I'd also like to suggest that "ChronoLocations" would be just as useful for indicating the time frame under discussion in the entry--not the time of the entry's publication/revision/whatever, but for use in schedules (post-dating) or referring to long-past events where back-dating your entry would be a bad idea.
[NigelWetters] Most Internet geolocation based on IP address is performed by querying the Regional Internet Registries' WHOIS databases. Commercial and free products exist, which usually provide a local fast copy of the location information from WHOIS, along with various APIs for its use. All rely on the assumption that Internet users live close to their ISPs. If you define close as in the same country, this assumption might be true for most users. However, if you define close as in the same city, the assumption breaks down (apart from in the major cities of the USA, where there is a thriving ISP business). It is extremely difficult (possibly impossble) to measure accuracy of Internet geolocation at any granularity, but many of the commercial vendors are happy to say that their products have 99% accuracy to country level and 80% accuracy to city level. Treat such claims with a dose of salt.

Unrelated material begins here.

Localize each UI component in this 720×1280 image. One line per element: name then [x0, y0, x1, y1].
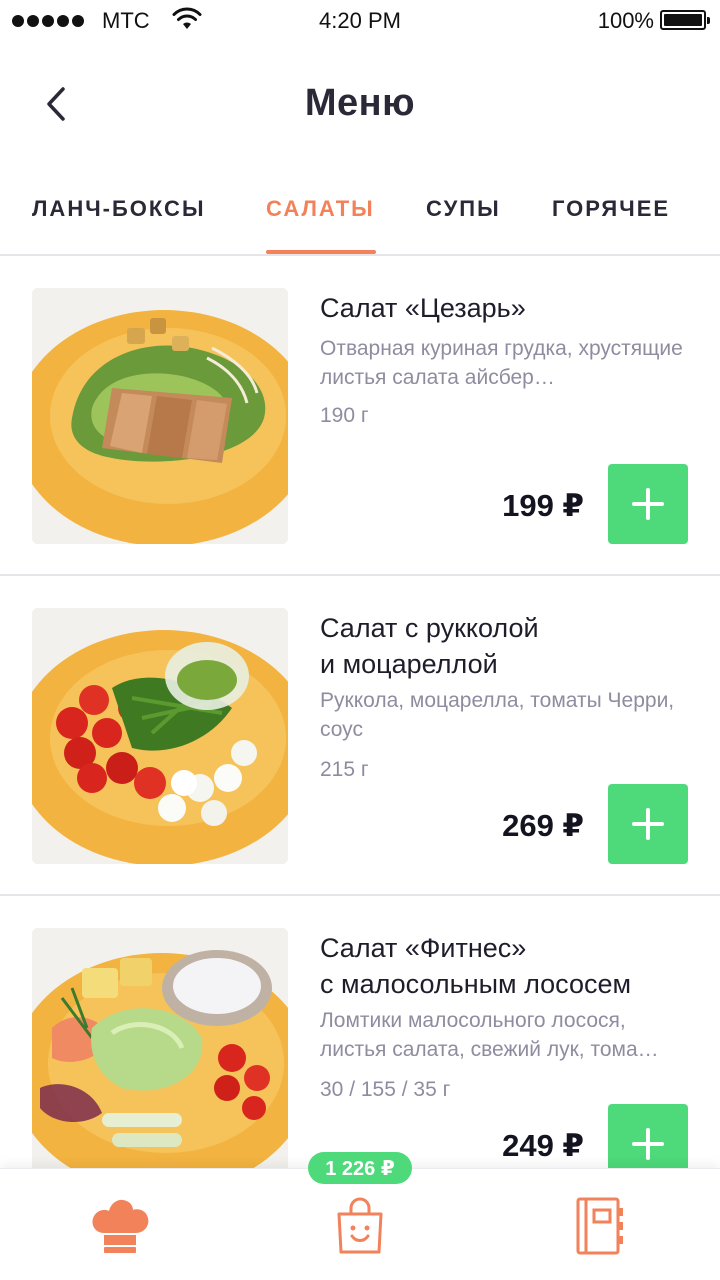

[MovGP0] Look at W3C's Geo Scheme. If there would be more than one implementation for Geolocation-RDF, a program has to support all of them. Therefore the Version for Atom need to implemented as an (maybe same titeled) Alias - but in no case as a brand new element. Also the Geolocation-Element need to be optional, because not every blogger will get out the right location. It shold be also possible to apply different (part of) posts to different locations. Therefore I think that Atoms-Geolocation should be just a explicit recommendation to use the W3C-Version, rather than included directly into the ATOM-RDF-scheme.